ジョーカー「心配することはない…。『ディオールの記憶』を少し借りるだけだ…」
『借りる』…?ジョーカーは右手に全面が黒いサイコロのような物を持っている。
さっきまではなかったはずだが…。
ジョーカー「…この黒い『キューブ』がジョルト、おまえの一部である『ディオールの記憶』だよ…。『記憶』は人格を形成する…。つまりこれが『ディオールの精神』というわけだ…!」
ジョルト「ディオールが奪われた…?お前のスタンド能力か…?ジョーカーッ!」
ジョルトの力強い言葉とは裏腹にジョーカーは静かに答える…。
ジョーカー「…半分正解、半分不正解だよ、ジョルト…!スタンド能力ではあるがおれの能力じゃあない…。なあ『ホープ』…!!」
…!?
ルーシア「…!?ホー……プ…!?」
いつの間にだろう…。
遼太郎のすぐ後ろに淡いグリーンの瞳をした少年が立っている。
少年と言っても高校生ぐらいのようだが…。
遼太郎「…!?誰だ…!?お前は!?」
ホープ「ほら…避けてみなよ。あんたの無敵の『スタープラチナ』でさ。フフフッ」
チャッ
突然、至近距離で少年は銃を構え、遼太郎に向かって撃った…。2mはないであろう距離で…。
ガァーンッ!
ジョルト「遼太郎さんッ!」
遼太郎「クッ!『スタープラ……。

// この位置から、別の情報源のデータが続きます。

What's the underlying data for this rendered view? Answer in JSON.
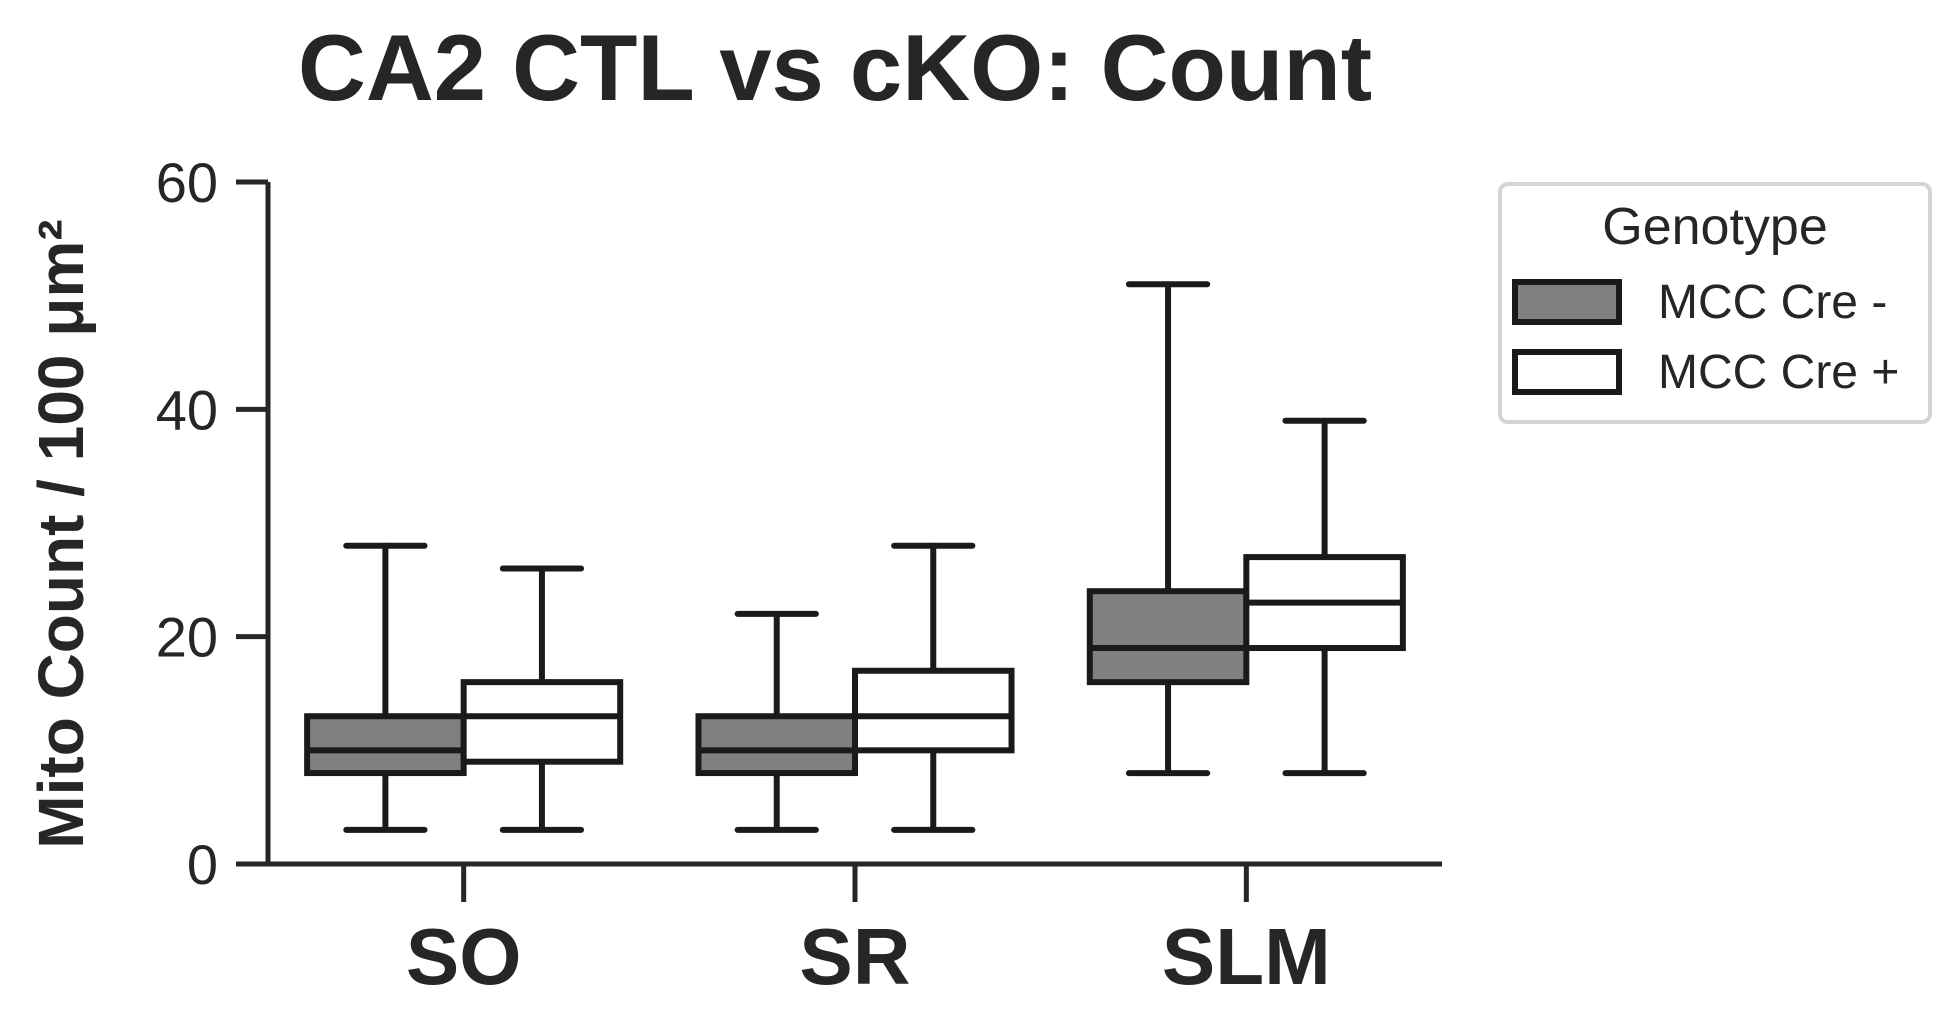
{
  "chart_data": {
    "type": "box",
    "title": "CA2 CTL vs cKO: Count",
    "ylabel": "Mito Count / 100 μm²",
    "xlabel": "",
    "ylim": [
      0,
      60
    ],
    "yticks": [
      0,
      20,
      40,
      60
    ],
    "categories": [
      "SO",
      "SR",
      "SLM"
    ],
    "legend": {
      "title": "Genotype",
      "placement": "outside-right-top"
    },
    "series": [
      {
        "name": "MCC Cre -",
        "color": "#808080",
        "boxes": [
          {
            "category": "SO",
            "whisker_low": 3,
            "q1": 8,
            "median": 10,
            "q3": 13,
            "whisker_high": 28
          },
          {
            "category": "SR",
            "whisker_low": 3,
            "q1": 8,
            "median": 10,
            "q3": 13,
            "whisker_high": 22
          },
          {
            "category": "SLM",
            "whisker_low": 8,
            "q1": 16,
            "median": 19,
            "q3": 24,
            "whisker_high": 51
          }
        ]
      },
      {
        "name": "MCC Cre +",
        "color": "#ffffff",
        "boxes": [
          {
            "category": "SO",
            "whisker_low": 3,
            "q1": 9,
            "median": 13,
            "q3": 16,
            "whisker_high": 26
          },
          {
            "category": "SR",
            "whisker_low": 3,
            "q1": 10,
            "median": 13,
            "q3": 17,
            "whisker_high": 28
          },
          {
            "category": "SLM",
            "whisker_low": 8,
            "q1": 19,
            "median": 23,
            "q3": 27,
            "whisker_high": 39
          }
        ]
      }
    ],
    "edge_color": "#1a1a1a",
    "text_color": "#262626"
  }
}
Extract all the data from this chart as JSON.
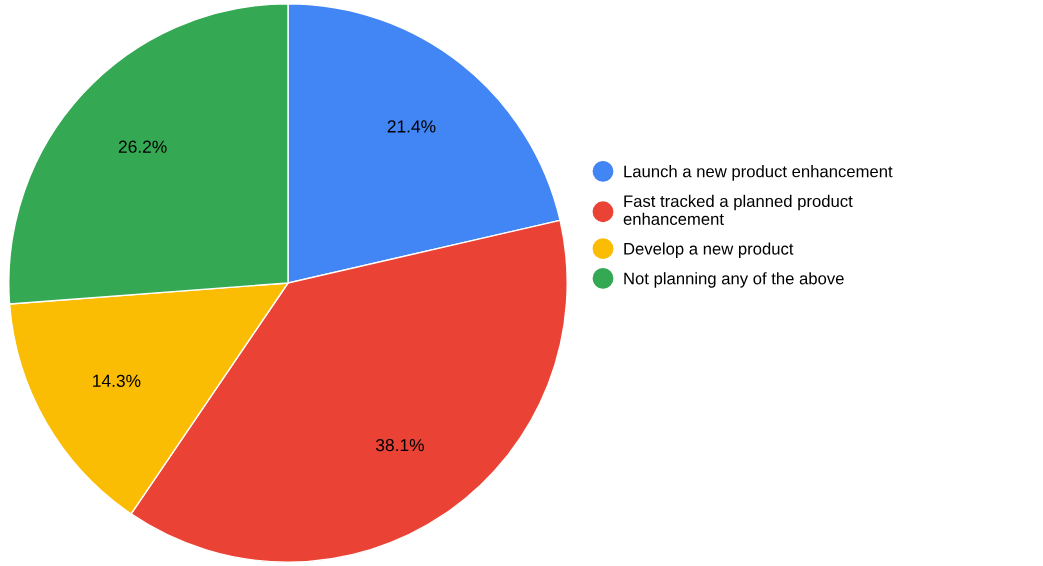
{
  "chart_data": {
    "type": "pie",
    "categories": [
      "Launch a new product enhancement",
      "Fast tracked a planned product\nenhancement",
      "Develop a new product",
      "Not planning any of the above"
    ],
    "values": [
      21.4,
      38.1,
      14.3,
      26.2
    ],
    "colors": [
      "#4285f4",
      "#ea4335",
      "#fbbc04",
      "#34a853"
    ],
    "value_labels": [
      "21.4%",
      "38.1%",
      "14.3%",
      "26.2%"
    ],
    "legend": "right"
  }
}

…!!……う…ッ!」
…あっけなく遼太郎は腹に真っ赤な穴を開けて倒れてしまった。
ルーシア「…遼太郎さんッ!?…ホープッ!あなたホープなのよねッ!?なんてことを…!」
あまりの至近距離でスタープラチナは銃弾を防ぐことも出来ず、遼太郎は簡単にも銃弾を腹部に受けてしまったのだ。
倒れた遼太郎の元にジョルトが駆け寄る…。
ジョルト「…遼太郎さんッ!大丈夫か!?…どうして『時を止めて』防御しなかったんだ!?あの距離なら拳で防げなくても時間を止めさえすれば…」
遼太郎「…クッ。気をつけ…ろ、ジョルト。わたしは時間を止め…なかったんじゃあない…。『時間…を止めれなかった』ん…だ…」
ジョルト「…なんだって?」
苦しみながら遼太郎が話してくれた言葉はジョルトには謎でしかなかった。
ジョルト「…しかし、今は遼太郎さん、あんたの傷を塞ぐ…ッ!『チェンジ・ザ・ワールド』…ッ!…ルーシアッ!傷が塞がるまで少し時間を稼いでくれ…!」
ルーシア「…え?いったい何がどうなってるの?ホープ、あなたなんでこんなことを……」
呆然と立ち尽くすルーシア…、そして右手に銃を持ち静かに微笑む少年『ホープ』…。
ホープ『久しぶりだね、姉ちゃん…。オレ…やっと戻ってこれたよ」
ルーシア「今まで一体何処にいたの!?…どうして遼太郎さんを…答えて…!!」
ゴゴゴゴゴゴゴゴゴゴゴゴゴゴゴゴ…
ホープ「ごめんよ、姉ちゃん……。姉ちゃんもここで…死んでもらう…!!」
…!!
ホープの後ろから漆黒の色をした『スタンド』が静かに現れた…。